Curr Biol. 2016 Oct 24;26(20):2834-2839. doi: 10.1016/j.cub.2016.08.034.
Contemporary models of behavioral regulation maintain that balanced activity between cognitive control areas (prefrontal cortex, PFC) and subcortical reward-related regions (nucleus accumbens, NAC) mediates the selection of appropriate behavioral responses, whereas imbalanced activity (PFC < NAC) results in maladaptive behavior [1-6]. Imbalance can arise from reduced engagement of PFC (via fatigue or stress ) or from excessive activity in NAC . Additionally, a concept far less researched is that an imbalance can result from simultaneously low PFC activity and high NAC activity.
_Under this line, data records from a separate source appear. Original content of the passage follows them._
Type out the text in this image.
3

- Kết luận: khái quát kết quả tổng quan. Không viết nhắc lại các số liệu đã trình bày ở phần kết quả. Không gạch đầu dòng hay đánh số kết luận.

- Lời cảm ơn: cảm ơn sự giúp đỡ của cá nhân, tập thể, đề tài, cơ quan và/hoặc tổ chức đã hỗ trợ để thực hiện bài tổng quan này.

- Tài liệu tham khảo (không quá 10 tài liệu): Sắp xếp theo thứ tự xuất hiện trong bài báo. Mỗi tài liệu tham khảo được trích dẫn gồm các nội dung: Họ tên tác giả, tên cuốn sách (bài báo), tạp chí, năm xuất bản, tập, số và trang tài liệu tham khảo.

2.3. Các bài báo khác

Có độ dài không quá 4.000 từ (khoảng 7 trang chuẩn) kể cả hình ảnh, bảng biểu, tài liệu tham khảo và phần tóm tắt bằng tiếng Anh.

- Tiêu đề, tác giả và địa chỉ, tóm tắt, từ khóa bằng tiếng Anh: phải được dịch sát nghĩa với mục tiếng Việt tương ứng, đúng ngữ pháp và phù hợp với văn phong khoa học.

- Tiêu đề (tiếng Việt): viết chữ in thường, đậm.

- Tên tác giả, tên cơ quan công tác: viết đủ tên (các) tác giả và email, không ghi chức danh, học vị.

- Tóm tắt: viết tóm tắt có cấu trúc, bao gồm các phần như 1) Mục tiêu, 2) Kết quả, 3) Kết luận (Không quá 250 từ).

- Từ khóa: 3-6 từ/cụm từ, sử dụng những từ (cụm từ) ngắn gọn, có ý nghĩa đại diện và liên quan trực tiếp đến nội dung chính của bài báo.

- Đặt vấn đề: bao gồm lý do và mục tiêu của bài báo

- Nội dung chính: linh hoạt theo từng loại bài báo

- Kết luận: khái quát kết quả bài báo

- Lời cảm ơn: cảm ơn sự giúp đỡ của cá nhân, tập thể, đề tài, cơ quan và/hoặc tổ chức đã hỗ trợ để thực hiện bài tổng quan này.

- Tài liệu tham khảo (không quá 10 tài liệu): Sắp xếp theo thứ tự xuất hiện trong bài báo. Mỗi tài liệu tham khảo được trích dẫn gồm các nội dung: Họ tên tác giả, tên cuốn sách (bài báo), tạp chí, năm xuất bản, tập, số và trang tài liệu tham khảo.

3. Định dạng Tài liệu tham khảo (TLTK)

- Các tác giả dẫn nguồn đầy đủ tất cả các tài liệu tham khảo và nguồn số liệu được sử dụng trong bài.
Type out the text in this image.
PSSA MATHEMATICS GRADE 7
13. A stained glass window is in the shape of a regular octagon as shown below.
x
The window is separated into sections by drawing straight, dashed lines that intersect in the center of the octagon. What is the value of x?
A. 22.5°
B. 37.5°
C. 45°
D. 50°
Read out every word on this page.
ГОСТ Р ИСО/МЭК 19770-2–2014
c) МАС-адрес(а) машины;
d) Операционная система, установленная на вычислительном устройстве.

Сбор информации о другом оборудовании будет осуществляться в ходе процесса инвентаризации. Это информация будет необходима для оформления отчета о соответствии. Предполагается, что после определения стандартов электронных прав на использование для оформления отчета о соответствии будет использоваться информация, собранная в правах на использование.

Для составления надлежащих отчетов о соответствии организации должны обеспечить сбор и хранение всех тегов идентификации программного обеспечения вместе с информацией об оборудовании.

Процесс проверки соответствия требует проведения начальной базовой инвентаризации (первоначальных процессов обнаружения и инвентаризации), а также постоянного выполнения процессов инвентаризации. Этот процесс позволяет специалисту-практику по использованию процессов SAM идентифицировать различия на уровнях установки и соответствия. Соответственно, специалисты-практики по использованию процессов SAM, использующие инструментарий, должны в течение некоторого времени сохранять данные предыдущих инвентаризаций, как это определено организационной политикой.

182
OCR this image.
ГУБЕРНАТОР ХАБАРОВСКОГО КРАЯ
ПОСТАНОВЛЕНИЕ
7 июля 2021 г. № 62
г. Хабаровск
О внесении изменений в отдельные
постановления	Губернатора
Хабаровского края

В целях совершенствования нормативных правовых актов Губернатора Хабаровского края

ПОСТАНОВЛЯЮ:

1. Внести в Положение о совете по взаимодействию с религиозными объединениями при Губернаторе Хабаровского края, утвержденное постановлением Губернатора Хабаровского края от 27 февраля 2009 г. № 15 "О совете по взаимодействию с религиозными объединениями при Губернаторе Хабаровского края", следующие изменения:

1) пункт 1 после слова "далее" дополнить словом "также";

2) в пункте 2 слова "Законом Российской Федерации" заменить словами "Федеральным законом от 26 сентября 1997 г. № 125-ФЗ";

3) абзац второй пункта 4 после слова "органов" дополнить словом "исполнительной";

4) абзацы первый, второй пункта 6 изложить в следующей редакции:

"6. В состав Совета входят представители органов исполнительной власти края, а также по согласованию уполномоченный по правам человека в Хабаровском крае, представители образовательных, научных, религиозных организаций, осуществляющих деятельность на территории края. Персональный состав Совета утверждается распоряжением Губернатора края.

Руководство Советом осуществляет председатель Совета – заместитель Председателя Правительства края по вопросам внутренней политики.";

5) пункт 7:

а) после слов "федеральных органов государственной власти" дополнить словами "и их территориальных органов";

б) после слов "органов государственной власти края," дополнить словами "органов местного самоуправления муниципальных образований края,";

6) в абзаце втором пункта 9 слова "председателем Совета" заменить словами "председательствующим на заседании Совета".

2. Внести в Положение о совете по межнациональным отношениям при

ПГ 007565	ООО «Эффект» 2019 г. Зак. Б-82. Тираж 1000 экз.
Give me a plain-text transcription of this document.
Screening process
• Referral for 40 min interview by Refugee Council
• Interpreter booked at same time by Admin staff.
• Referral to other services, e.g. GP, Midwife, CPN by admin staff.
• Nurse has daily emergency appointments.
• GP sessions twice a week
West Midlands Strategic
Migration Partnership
This occurs during adolescence, when the maturation of PFC lags behind that of NAC and NAC is more functionally active compared to adulthood or pre-adolescence [2, 5, 9, 10]. Accordingly, activity is disproportionately higher in NAC than in PFC, which may contribute to impulsivity and risk-taking exhibited by adolescents [5, 6, 10-12]. Despite having explanatory value, support for this notion has been solely correlational. Here, we causally tested this using chemogenetics to simultaneously decrease neural activity in the orbitofrontal cortex (OFC) and increase activity in NAC in adult rats, mimicking the imbalance during adolescence. We tested the effects on negative occasion setting, an important yet understudied form of inhibitory learning that may be particularly relevant during adolescence. Rats with combined manipulation of OFC and NAC were impaired in learning to use environmental cues to withhold a response, an effect that was greater than that of either manipulation alone. These findings provide direct evidence that simultaneous underactivity in OFC and overactivity in NAC can negatively impact behavioral control and provide insight into the neural systems that underlie inhibitory learning.